External-API detectors (coordination loops) do not run on the gateway path because they require multi-step history. Use them on the post-execution ingest surface instead.
Response shape
{
"mode": "authenticated",
"action": "block",
"blocked": true,
"event_id": "9f4a2e71d03bcafe...",
"findings": [
{
"detector": "policy:secret_in_prompt",
"verdict": "policy_violation",
"severity": "critical",
"summary": "Secret credential detected in event payload.",
"details": { "pattern": "\\bsk-[A-Za-z0-9]{20,}\\b" },
"remediation": "Rotate the exposed credential immediately..."
}
],
"receipt": { /* full signed AIDecisionEvent */ }
}Tuning what blocks vs alerts
Each policy ships with a default action. Override it per-org from the policy dashboard. Common patterns:
- Run in alert-only mode for the first week to baseline. Find out what your system would actually have blocked, without breaking traffic.

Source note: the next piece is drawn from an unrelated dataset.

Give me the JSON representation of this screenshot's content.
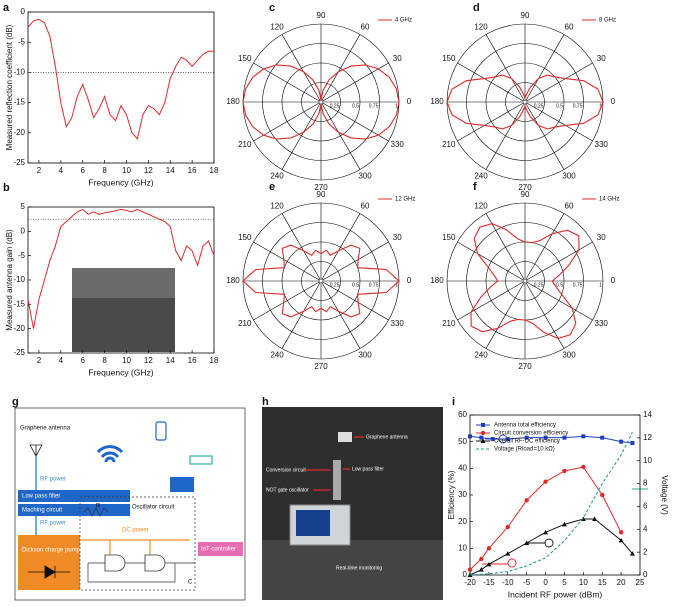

- Promote to block per policy once you trust it (data-protection ones tend to graduate fastest; safety ones can stay alert-mode in some workloads).
- Stage a staging environment with all policies in block mode + production in alert mode. Diff the receipts to find regressions before they ship.
Latency budget + failure mode
The gateway-check endpoint runs entirely synchronously inside your request path. Typical latency:
- Network: ~30-60ms round-trip to Vercel edge.
- Policy + detector evaluation: < 5ms for the full library against a typical payload.
- Receipt signing: < 1ms (Ed25519).
- Audit persistence: best-effort, async-tolerant.
Decide upfront how to handle Prova being unavailable: fail-open (proceed with the model call) or fail-closed (refuse). Most teams start fail-open in dev and fail-closed in regulated production paths. Either way, set a tight timeout (~2 seconds) on your client.